Personally, I think that Flash content will probably outlive iPhone and iPad apps because Flash is designed to deliver media content while the iPhone/iPad development tools are designed to build applications for a specific hardware platform that will be obsolete in 5 or 10 years.
On Apple's devices as a whole:
The iPhone/iPad model certainly has some of the appealing traits of the personal computer market but it also borrows heavily from the business models used by the cell phone, and cable industries. With my computer, I feel like I own it and can do what I want with it. With my iPhone and with an iPad, it’s more like you are leasing a device for a few years until the battery wears out and it’s time to buy the new one.
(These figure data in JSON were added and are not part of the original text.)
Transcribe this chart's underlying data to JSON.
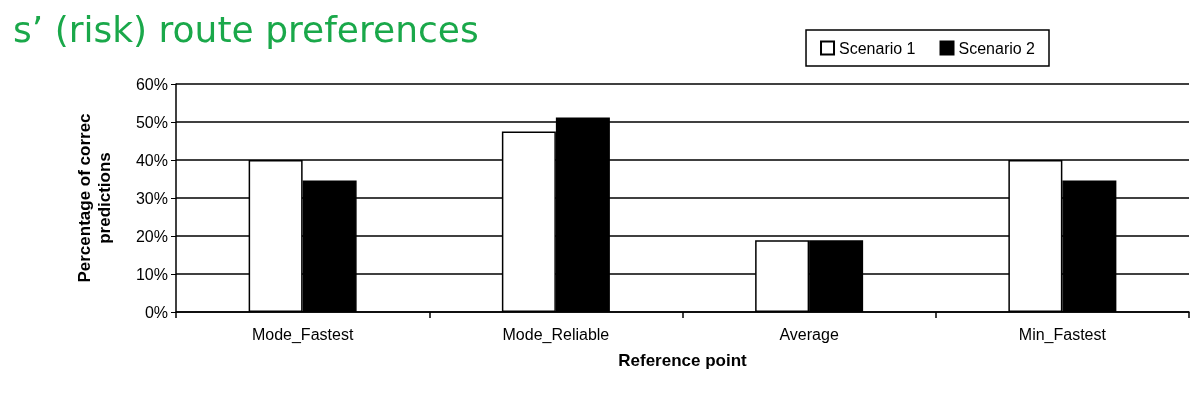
{
  "chart_data": {
    "type": "bar",
    "title": "s’ (risk) route preferences",
    "xlabel": "Reference point",
    "ylabel": "Percentage of correc predictions",
    "categories": [
      "Mode_Fastest",
      "Mode_Reliable",
      "Average",
      "Min_Fastest"
    ],
    "series": [
      {
        "name": "Scenario 1",
        "color": "#ffffff",
        "values": [
          40,
          47.5,
          18.9,
          40
        ]
      },
      {
        "name": "Scenario 2",
        "color": "#000000",
        "values": [
          34.6,
          51.2,
          18.9,
          34.6
        ]
      }
    ],
    "ylim": [
      0,
      60
    ],
    "yticks": [
      {
        "value": 0,
        "label": "0%"
      },
      {
        "value": 10,
        "label": "10%"
      },
      {
        "value": 20,
        "label": "20%"
      },
      {
        "value": 30,
        "label": "30%"
      },
      {
        "value": 40,
        "label": "40%"
      },
      {
        "value": 50,
        "label": "50%"
      },
      {
        "value": 60,
        "label": "60%"
      }
    ],
    "grid": "y",
    "legend": "top right"
  }
}
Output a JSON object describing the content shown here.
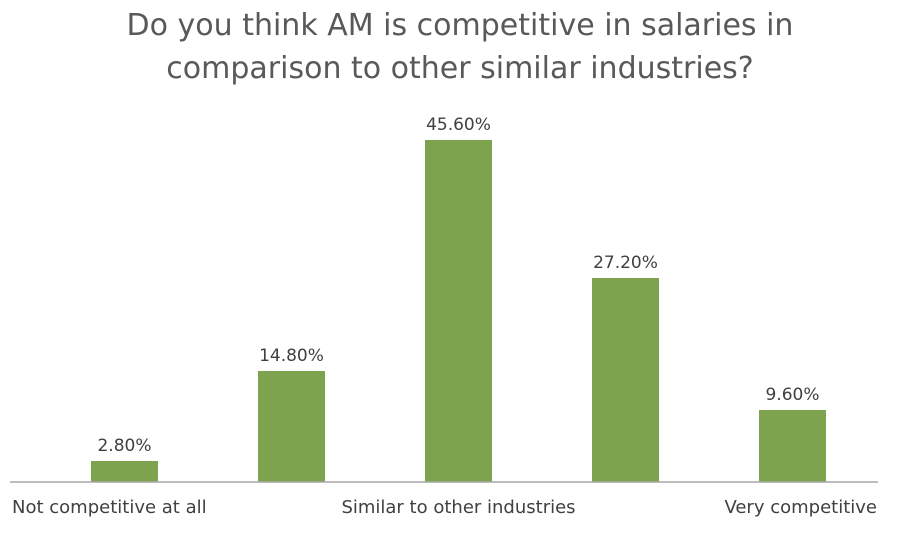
{
  "chart_data": {
    "type": "bar",
    "title_lines": [
      "Do you think AM is competitive in salaries in",
      "comparison to other similar industries?"
    ],
    "categories": [
      "Not competitive at all",
      "",
      "Similar to other industries",
      "",
      "Very competitive"
    ],
    "values": [
      2.8,
      14.8,
      45.6,
      27.2,
      9.6
    ],
    "data_labels": [
      "2.80%",
      "14.80%",
      "45.60%",
      "27.20%",
      "9.60%"
    ],
    "xlabel": "",
    "ylabel": "",
    "ylim": [
      0,
      50
    ],
    "grid": false,
    "legend": "none",
    "bar_color": "#7da34f",
    "axis_color": "#a6a6a6"
  }
}
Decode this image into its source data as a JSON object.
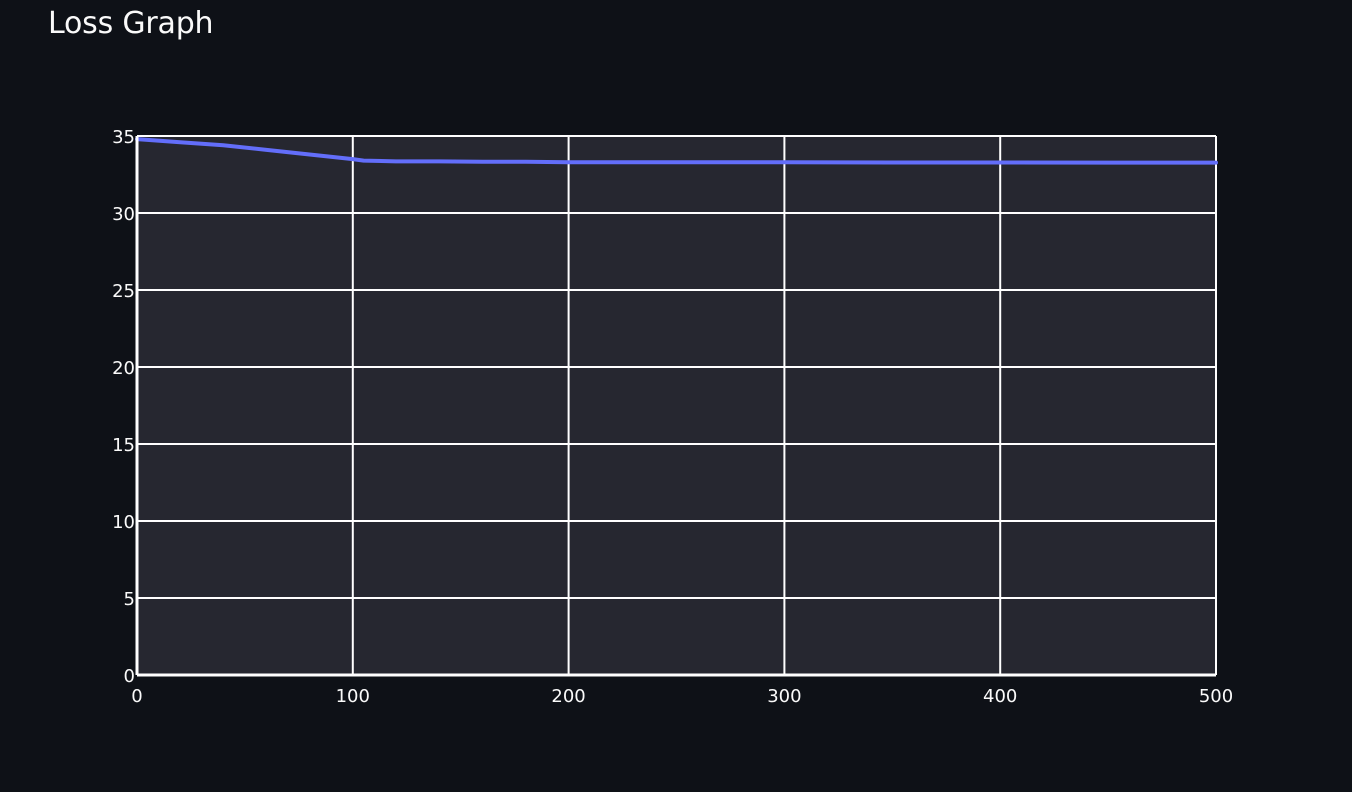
{
  "page": {
    "title": "Loss Graph"
  },
  "colors": {
    "background": "#0e1117",
    "plot_background": "#262730",
    "grid": "#ffffff",
    "series": "#636efa",
    "text": "#fafafa"
  },
  "chart_data": {
    "type": "line",
    "title": "Loss Graph",
    "xlabel": "",
    "ylabel": "",
    "xlim": [
      0,
      500
    ],
    "ylim": [
      0,
      35
    ],
    "x_ticks": [
      0,
      100,
      200,
      300,
      400,
      500
    ],
    "y_ticks": [
      0,
      5,
      10,
      15,
      20,
      25,
      30,
      35
    ],
    "grid": true,
    "legend": "none",
    "series": [
      {
        "x": [
          0,
          20,
          40,
          60,
          80,
          100,
          105,
          120,
          140,
          160,
          180,
          200,
          250,
          300,
          350,
          400,
          450,
          500
        ],
        "y": [
          34.8,
          34.6,
          34.4,
          34.1,
          33.8,
          33.5,
          33.4,
          33.35,
          33.35,
          33.33,
          33.33,
          33.3,
          33.3,
          33.3,
          33.28,
          33.28,
          33.27,
          33.27
        ]
      }
    ]
  }
}
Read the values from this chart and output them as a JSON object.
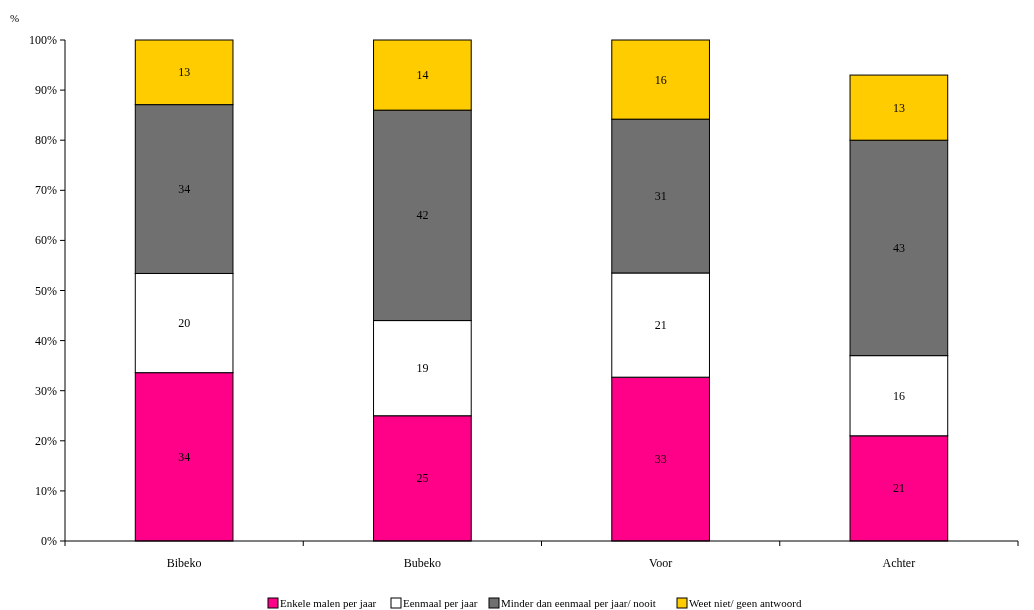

Apple aside: yes, I've read Designing with Web Standards, and absolutely believe in the future of a better Internet, one that is standards-based, with fewer applications relying on closed, commercial plugins.
But, if it's a challenge for me, a Computer Science concentrator at a top university, to use a programmatic technology that's only been available for a few years (HTML5) to make even a simple graphic react to the most basic inputs that will only work for some browsers... well, it's no surprise that a company filled in the void for rich content, and that designers flocked to it in droves.
Throw all this in with Apple, who have their own crummy record of openness, supporting developers, and economic interests and well... I'm not buying most of Jobs' arguments.
(Adobe isn't excused from this either, mind you: they are also driven primarily by profit motives, and Flash as a technology certainly has its flaws. Yes, they are guilty of not being perfect, but I think Apple is currently more guilty of willful, opaque obstruction, and do more harm to developers and ultimately end users).
The other major story was that Facebook and Zynga have entered a formal agreement. Facebook is a company I've been thinking a lot about these days. As a game developer, game player, and privacy/civil liberties enthusiast, Facebook and Zynga's recent turmoils have been a hot, hot topic for me.
(another great post is Diaspora's curse, on why the author believes (and I agree) that Diaspora is doomed to fail, unfortunately).